After New Zealand regained the America’s Cup from Oracle Team USA last year in Bermuda, what’s next for the oldest trophy in international sport?

For this month’s edition of Main Sail, CNN headed to New Zealand to find out.

As the defenders of sailing’s most prestigious prize, New Zealand won the right to host the 2021 America’s Cup finals and decide what class of boat will be used.

For Emirates Team New Zealand, there was really only one option.

Instead of the twin-hulled foiling catamarans that competed at last year’s America’s Cup finals on the Great Sound of Bermuda, the 36th edition of the 167-year-old competition will be staged in 75ft yachts capable of lifting out of the water on two large canting foils with an additional foil on the rudder.

READ: America’s Cup-winning skipper jumps ship to Italians

Monohull

Although the huge aerodynamic wing sails used in Bermuda will be making way for more traditional soft sails, the 2021 America’s Cup yachts may be the fastest sailing boats ever built, capable of reaching top speeds of more than 50 knots (57mph).

“We’ve decided to go for the monohull and basically push the concept of the monohull as far as we can,” Dan Bernasconi, technical director of Emirates Team New Zealand, told CNN’s Main Sail.

“We don’t want to throw away foiling, everyone loves it, but we want to see how we can bring that to monohull,” said Bernasconi, who worked with the McLaren Formula One team for six years before he made the switch to sailing. “It’s really exciting for the design team and the sailors to have a completely new type of boat to sail.”

TOPSHOT - Emirates Team New Zealand skippered by Peter Burling is seen capsizing at the race start in race 5 of the 35th America's Cup Challenger Playoffs Semi-finals on June 6, 2017 in Bermuda's Great Sound. / AFP PHOTO / Mark Lloyd        (Photo credit should read MARK LLOYD/AFP/Getty Images)
America's Cup: Dramatic capsizing Team NZ
01:06 - Source: CNN

READ: America’s Cup – sailing’s money men

Demons

Having conquered the demons of the 2013 Cup, when the Kiwis blew an 8-1 lead against eventual winners Team Oracle USA in San Francisco, with an emphatic 7-1 win in Bermuda, the team are now focused on retaining the Auld Mug in front of a sailing-mad home crowd in 2021.

“The boats are going to be ballasted, so they’ll be heavier than a multihull,” Bernasconi said. “And you won’t be foiling in all wind conditions, so there is a really important transition of who can actually get up out of the water and that brings hull design back into the America’s Cup, which is really exciting.”
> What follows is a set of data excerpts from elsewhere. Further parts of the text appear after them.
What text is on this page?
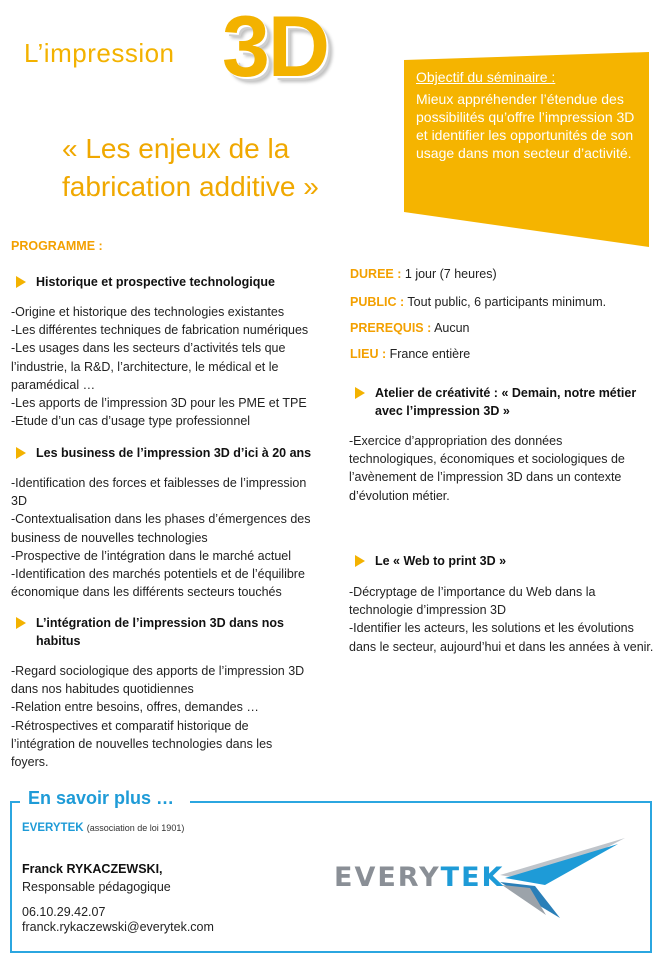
L’impression 3D
« Les enjeux de la
fabrication additive »
Objectif du séminaire :
Mieux appréhender l’étendue des possibilités qu’offre l’impression 3D et identifier les opportunités de son usage dans mon secteur d’activité.
PROGRAMME :
Historique et prospective technologique
-Origine et historique des technologies existantes
-Les différentes techniques de fabrication numériques
-Les usages dans les secteurs d’activités tels que
l’industrie, la R&D, l’architecture, le médical et le
paramédical …
-Les apports de l’impression 3D pour les PME et TPE
-Etude d’un cas d’usage type professionnel
Les business de l’impression 3D d’ici à 20 ans
-Identification des forces et faiblesses de l’impression
3D
-Contextualisation dans les phases d’émergences des
business de nouvelles technologies
-Prospective de l’intégration dans le marché actuel
-Identification des marchés potentiels et de l’équilibre
économique dans les différents secteurs touchés
L’intégration de l’impression 3D dans nos
habitus
-Regard sociologique des apports de l’impression 3D
dans nos habitudes quotidiennes
-Relation entre besoins, offres, demandes …
-Rétrospectives et comparatif historique de
l’intégration de nouvelles technologies dans les
foyers.
DUREE : 1 jour (7 heures)
PUBLIC : Tout public, 6 participants minimum.
PREREQUIS : Aucun
LIEU : France entière
Atelier de créativité : « Demain, notre métier
avec l’impression 3D »
-Exercice d’appropriation des données
technologiques, économiques et sociologiques de
l’avènement de l’impression 3D dans un contexte
d’évolution métier.
Le « Web to print 3D »
-Décryptage de l’importance du Web dans la
technologie d’impression 3D
-Identifier les acteurs, les solutions et les évolutions
dans le secteur, aujourd’hui et dans les années à venir.
En savoir plus …
EVERYTEK (association de loi 1901)
Franck RYKACZEWSKI,
Responsable pédagogique
06.10.29.42.07
franck.rykaczewski@everytek.com
EVERYTEK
The switch back to the more traditional America’s Cup monohull class was partly driven by the location of the 2021 finals, which will be held in Hauraki Gulf off Auckland.

“There is no doubt the cats are cool, but basically Bermuda was a lake,” Grant Dalton, Emirates Team New Zealand chief executive officer, said. “Hauraki Gulf is not a lake. So you’re sort of forced into either a very clunky-ish multihull that wasn’t going to tip over or a monohull that had the same performance characteristics as a multihull.”

READ: The battle to win the “Everest of the seas”

Expensive

After the 2013 and 2017 America’s Cup finals were held in hugely expensive high-tech twinhull catamarans, the decision to go back to basics has another benefit.

“We want innovation, but innovation that relates to someone that might own a boat,” Dalton said. “So therefore we went to monohull.”

Last year, New Zealand managed to pull off its third win in America’s Cup history thanks to a combination of superb sailing by the likes of helmsman Peter Burling and Blair Tuke and a big gamble: replacing the traditional arm-powered winches with cycle-style grinders.

15/2/17- Emirates Team New Zealand sail their America's Cup Class race boat for the second day in Auckland New Zealand
America's Cup: Team NZ 'cycling' to glory?
01:24 - Source: CNN

“We knew that if we went the same way, if we’d try to match them bullet for bullet, they were going to beat us every single time, because they were just going to outspend us three-to-one,” Dalton said.

“We had to be really experimental and not hold back on innovation,” said Bernasconi.

Further innovation will be required to record a fourth triumph in 2021.